In 2013, Sherman launched Fugitive Structures, a series of architectural pavilions commissioned from architects in the Asia Pacific, Australia and the Middle East which ran until 2016. Fugitive Structures presented four pavilions featuring (chronologically): Crescent House by Andrew Burns (2013), Trifolium by Robert Beson and Gabriele Ulacco (AR-MA) (2014), Sway by Sack and Reicher + Muller with Eyal Zur (SRMZ) (2015) and Green Ladder by Vo Trong Nghia.

=== Sherman Centre for Culture and Ideas (SCCI) ===
In 2018, Sherman created the Sherman Centre for Culture and Ideas (SCCI) in Sydney as an extension of SCAF, focusing on elevating the disciplines of fashion and architecture.

As a "hub-based initiative", SCCI features two concentrated public programs annually. In 2018 SCCI's keynote series included presentations from speakers such as Kengo Kuma, Jil Magid, Ryue Nishizawa, Michael Rakowitz, Karen Walker. In 2019 SCCI's keynote guests and speakers included Behrouz Boochani, Julian Burnside, Angelica Cheung, Megan Cope, Odile Decq, Sou Fujimoto, Abbie Galvin, Junya Ishigami, Akira Isogawa, Anthony Lister, Kim McKay, Justice Melissa Perry, Antonio Pio Saracino, Alex Seton, Mark Tedeschi, Michael Zavros.

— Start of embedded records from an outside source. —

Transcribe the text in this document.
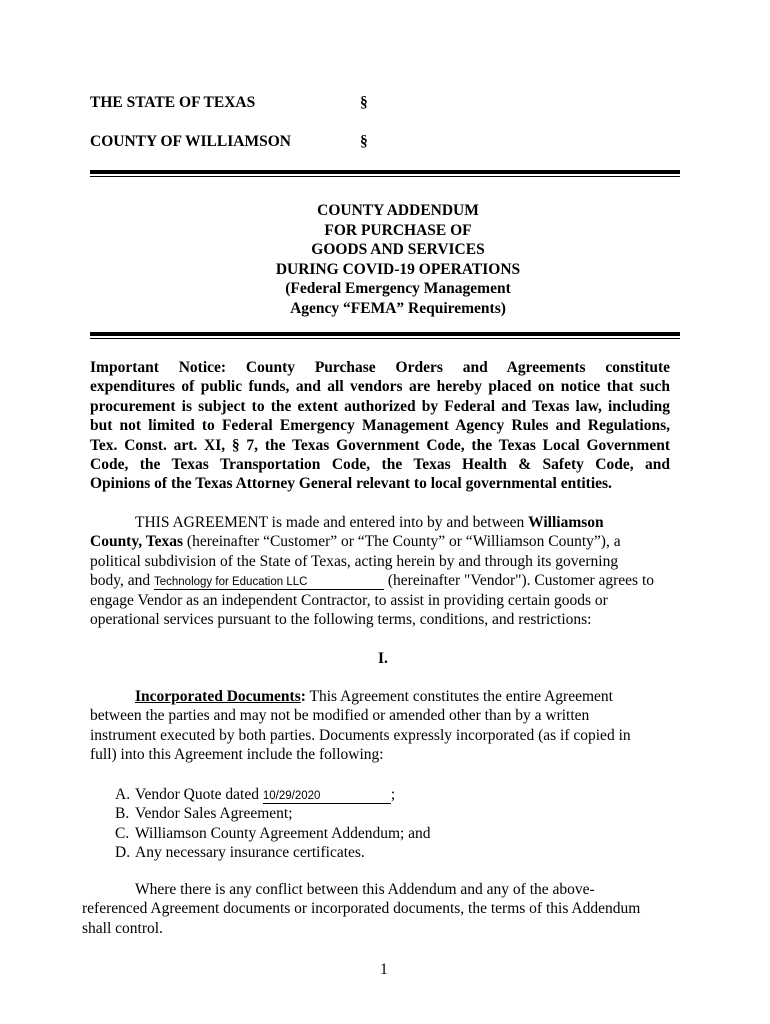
THE STATE OF TEXAS	§
COUNTY OF WILLIAMSON	§
COUNTY ADDENDUM
FOR PURCHASE OF
GOODS AND SERVICES
DURING COVID-19 OPERATIONS
(Federal Emergency Management
Agency “FEMA” Requirements)
Important Notice: County Purchase Orders and Agreements constitute
expenditures of public funds, and all vendors are hereby placed on notice that such
procurement is subject to the extent authorized by Federal and Texas law, including
but not limited to Federal Emergency Management Agency Rules and Regulations,
Tex. Const. art. XI, § 7, the Texas Government Code, the Texas Local Government
Code, the Texas Transportation Code, the Texas Health & Safety Code, and
Opinions of the Texas Attorney General relevant to local governmental entities.
THIS AGREEMENT is made and entered into by and between Williamson
County, Texas (hereinafter “Customer” or “The County” or “Williamson County”), a
political subdivision of the State of Texas, acting herein by and through its governing
body, and Technology for Education LLC	(hereinafter "Vendor"). Customer agrees to
engage Vendor as an independent Contractor, to assist in providing certain goods or
operational services pursuant to the following terms, conditions, and restrictions:
I.
Incorporated Documents: This Agreement constitutes the entire Agreement
between the parties and may not be modified or amended other than by a written
instrument executed by both parties. Documents expressly incorporated (as if copied in
full) into this Agreement include the following:
A. Vendor Quote dated 10/29/2020	;
B. Vendor Sales Agreement;
C. Williamson County Agreement Addendum; and
D. Any necessary insurance certificates.
Where there is any conflict between this Addendum and any of the above-
referenced Agreement documents or incorporated documents, the terms of this Addendum
shall control.
1
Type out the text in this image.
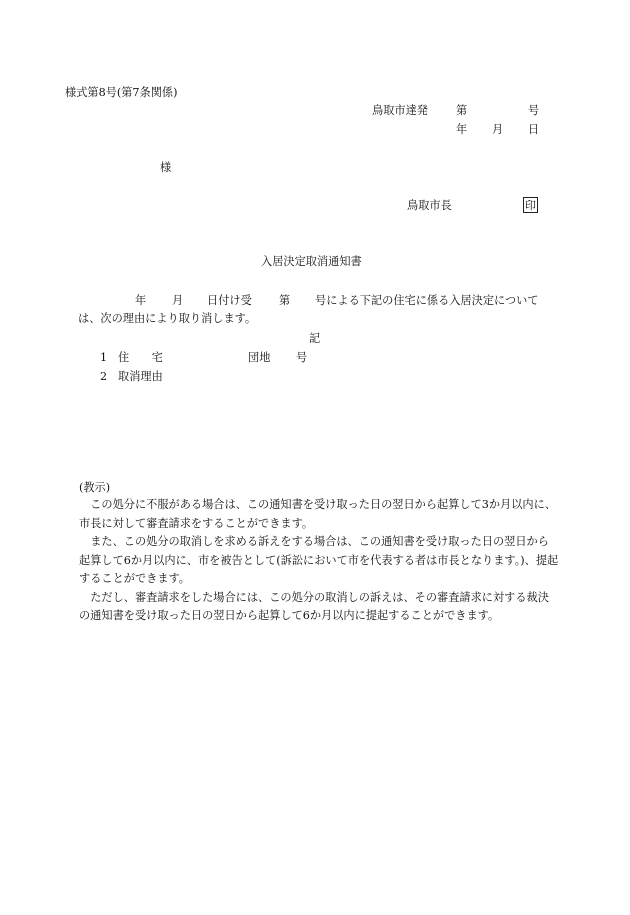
様式第8号(第7条関係)
鳥取市達発	第	号
年 月 日
様
鳥取市長	印
入居決定取消通知書
年 月 日付け受 第 号による下記の住宅に係る入居決定について
は、次の理由により取り消します。
記
1 住　　宅	団地 号
2 取消理由
(教示)

この処分に不服がある場合は、この通知書を受け取った日の翌日から起算して3か月以内に、市長に対して審査請求をすることができます。

また、この処分の取消しを求める訴えをする場合は、この通知書を受け取った日の翌日から起算して6か月以内に、市を被告として(訴訟において市を代表する者は市長となります。)、提起することができます。

ただし、審査請求をした場合には、この処分の取消しの訴えは、その審査請求に対する裁決の通知書を受け取った日の翌日から起算して6か月以内に提起することができます。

== Appointments and awards ==
- Adjunct Professor, UNSW Art & Design;
- Co-chair of the Acquisitions Committee of the TATE Asia Pacific (2009 to 2019) and Member of the TATE International Council (2019);
- Inaugural Patron of the Centre for Fashion at the Museum of Applied Arts and Sciences (formerly: Powerhouse Museum), Sydney (2015 to 2018);
- Trustee, Museum of Applied Arts and Sciences (1995 to 2001);
- Board Member, Bundanon Trust (1995 to 2002);
- Deputy Chair, Power Institute Council at the University of Sydney (1996 to 2006);
- Art + Australia (later: ArtAND) Editorial Advisory Board (2003 to 2015);
- Member, National Portrait Gallery Advisory Board, Canberra (2009 to 2011) and Deputy Chair, National Portrait Gallery Board of Trustees, Canberra (2011 to 2015);
- Member, Commissioner's Council, Australian Pavilion at the Venice Biennale (2007 to 2009);
- Board Member, National Gallery of Australia Foundation, Canberra (2000 to 2009);
- Chair, Voiceless Council (2009 to 2015);
- Board Member, Australia Israel Cultural Exchange (AICE) (2005 to 2010);
- Patron, NSW Friends of Bezalel Academy of Arts & Design, Jerusalem (2005 to 2010);
- Member, International Council of the Asia Society, New York (2001 to 2003);
- Member, Advisory Board of the Asia Society, Australasia Centre (2002 to 2003);
- Member, Cultural Advisory Committee to the City of Sydney (1997 to 1999);
- Board Member, Australian Centre for Photography (1994 to 1997);
- Board Member, Visual Arts Export Group (1996);
- Board Member, Alliance Française de Sydney (1991 to 1994).

Sherman is the recipient of the following awards:

- Honorary doctorate of design from the University of Technology, Sydney and University of Sydney (2017);
- B'nai B'rith award (2014);
- Member of the Order of Australia (2010);
- Officer of the ’Ordre des Arts et des Lettres (2016); and previously the Chevalier level in 2003;
- Honorary doctorate from University of Sydney (2008) and of design from University of Technology, Sydney (2017).